On November 18, 2025, Bitcoin extended its multi-week decline, breaking below the critical $90,000 support level and erasing all its gains for the year. This downward move has shaken market sentiment, pushing the Crypto Fear & Greed Index into “Extreme Fear” territory and marking a dramatic 30% retreat from its October peak above $126,000.
A Market Under Pressure
The current downturn stems from a combination of technical breakdowns and shifting macroeconomic winds. From a technical perspective, the market has been damaged by the formation of a “death cross”, where the 50-day moving average crosses below the 200-day average, a pattern often associated with bearish sentiment. Furthermore, Bitcoin’s price has fallen below its 50-week moving average, a key long-term support level that has historically been a line in the sand for bull markets.
This technical weakness has been amplified by a massive unwind of leveraged positions. The sell-off triggered over $10 billion in liquidations across the crypto market in a single day, creating a vicious cycle of forced selling that accelerated the downward momentum. Compounding this, the once-reliable inflows into U.S. spot Bitcoin ETFs have stalled and reversed. Data from CryptoQuant shows that the growth in ETF holdings has slowed significantly, indicating a clear weakening of demand from U.S. investors.
The Macroeconomic Storm
The crypto market’s downturn is deeply intertwined with broader financial anxieties. A primary concern is the recalibration of expectations around U.S. Federal Reserve policy. The probability of a December interest rate cut has fallen below 50%, tightening financial conditions and spurring a classic “risk-off” environment where investors retreat from speculative assets.

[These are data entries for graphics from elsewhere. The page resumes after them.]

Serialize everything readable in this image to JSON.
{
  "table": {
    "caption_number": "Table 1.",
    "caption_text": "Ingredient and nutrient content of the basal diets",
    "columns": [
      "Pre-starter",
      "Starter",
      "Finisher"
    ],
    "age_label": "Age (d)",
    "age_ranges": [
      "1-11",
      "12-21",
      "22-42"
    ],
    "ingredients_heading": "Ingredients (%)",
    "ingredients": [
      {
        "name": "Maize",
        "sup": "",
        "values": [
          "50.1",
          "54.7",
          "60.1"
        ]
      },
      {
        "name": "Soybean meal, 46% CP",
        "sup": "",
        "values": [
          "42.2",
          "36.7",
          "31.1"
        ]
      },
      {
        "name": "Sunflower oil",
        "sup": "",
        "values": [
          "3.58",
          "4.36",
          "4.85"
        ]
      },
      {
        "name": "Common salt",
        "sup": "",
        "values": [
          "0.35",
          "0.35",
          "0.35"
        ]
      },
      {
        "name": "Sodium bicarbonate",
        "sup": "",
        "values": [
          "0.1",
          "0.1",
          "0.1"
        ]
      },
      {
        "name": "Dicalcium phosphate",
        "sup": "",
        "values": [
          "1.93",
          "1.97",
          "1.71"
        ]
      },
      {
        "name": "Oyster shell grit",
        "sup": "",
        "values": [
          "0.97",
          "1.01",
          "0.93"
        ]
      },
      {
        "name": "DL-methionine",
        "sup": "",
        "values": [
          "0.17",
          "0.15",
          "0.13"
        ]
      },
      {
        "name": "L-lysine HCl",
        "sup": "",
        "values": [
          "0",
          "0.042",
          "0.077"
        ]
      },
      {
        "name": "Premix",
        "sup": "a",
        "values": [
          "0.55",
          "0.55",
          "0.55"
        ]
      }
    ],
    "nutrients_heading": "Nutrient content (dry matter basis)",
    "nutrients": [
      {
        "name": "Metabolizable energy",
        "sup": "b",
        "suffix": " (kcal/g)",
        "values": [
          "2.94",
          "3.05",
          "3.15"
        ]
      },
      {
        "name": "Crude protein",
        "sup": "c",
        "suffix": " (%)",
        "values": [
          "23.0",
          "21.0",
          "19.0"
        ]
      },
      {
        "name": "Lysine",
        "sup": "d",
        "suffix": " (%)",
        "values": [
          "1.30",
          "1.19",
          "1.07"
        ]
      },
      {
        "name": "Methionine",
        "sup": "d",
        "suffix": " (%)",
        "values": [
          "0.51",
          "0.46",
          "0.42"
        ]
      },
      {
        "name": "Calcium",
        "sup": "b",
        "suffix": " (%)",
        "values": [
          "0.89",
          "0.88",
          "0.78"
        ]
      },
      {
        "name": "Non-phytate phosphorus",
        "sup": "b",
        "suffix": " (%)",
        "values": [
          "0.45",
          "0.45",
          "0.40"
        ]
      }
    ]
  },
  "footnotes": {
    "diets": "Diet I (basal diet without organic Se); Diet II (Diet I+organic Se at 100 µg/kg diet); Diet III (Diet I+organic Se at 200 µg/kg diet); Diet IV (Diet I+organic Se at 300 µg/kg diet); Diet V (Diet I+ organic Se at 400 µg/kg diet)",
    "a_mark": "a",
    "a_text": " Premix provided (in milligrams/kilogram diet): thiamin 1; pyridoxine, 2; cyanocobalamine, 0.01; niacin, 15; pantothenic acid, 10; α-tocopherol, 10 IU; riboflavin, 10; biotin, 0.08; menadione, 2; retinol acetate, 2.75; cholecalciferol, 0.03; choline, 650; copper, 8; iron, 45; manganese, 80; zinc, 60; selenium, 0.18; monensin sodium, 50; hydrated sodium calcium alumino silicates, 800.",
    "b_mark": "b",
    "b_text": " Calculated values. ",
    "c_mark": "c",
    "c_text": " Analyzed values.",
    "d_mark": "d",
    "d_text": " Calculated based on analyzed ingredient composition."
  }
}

This has had a profound impact on market behavior. Bitcoin’s 30-day correlation with the tech-heavy Nasdaq 100 index has surged to nearly 0.80, its highest level since 2022. This means Bitcoin is now moving in near lockstep with technology stocks, behaving more like a leveraged tech stock than an uncorrelated asset, and is therefore vulnerable to the same selling pressure.

Diverging Views on the Path Ahead
In this fragile environment, analysts and institutional players are offering contrasting interpretations of the downturn. Some, like Luke Lango of InvestorPlace, point to the breach of the 50-week moving average as a significant technical risk that has historically preceded deeper bear markets.
However, others see this not as a systemic collapse but as a market maturation. Louis LaValle, CEO of Frontier Investments, distinguishes the current state from a typical “crypto winter”, noting that the market is undergoing a structural transformation rather than a cycle of abandonment and vanished interest. Amplify ETF’s Kevin Kelly echoes this, suggesting that moments of “extreme fear” have historically presented strategic opportunities for long-term investors to build positions, albeit with careful risk management.
Looking ahead, the market’s direction will likely be determined by the evolution of key catalysts. The immediate focus for traders is on whether Bitcoin can defend the next layer of technical support, with some analysts watching for a potential test of the $85,000 to $88,000 zone. For any sustained recovery to take hold, the market needs to see a resurgence of institutional demand, likely through a stabilization of flows into Bitcoin ETFs and clearer signals from the Federal Reserve on the path for interest rates.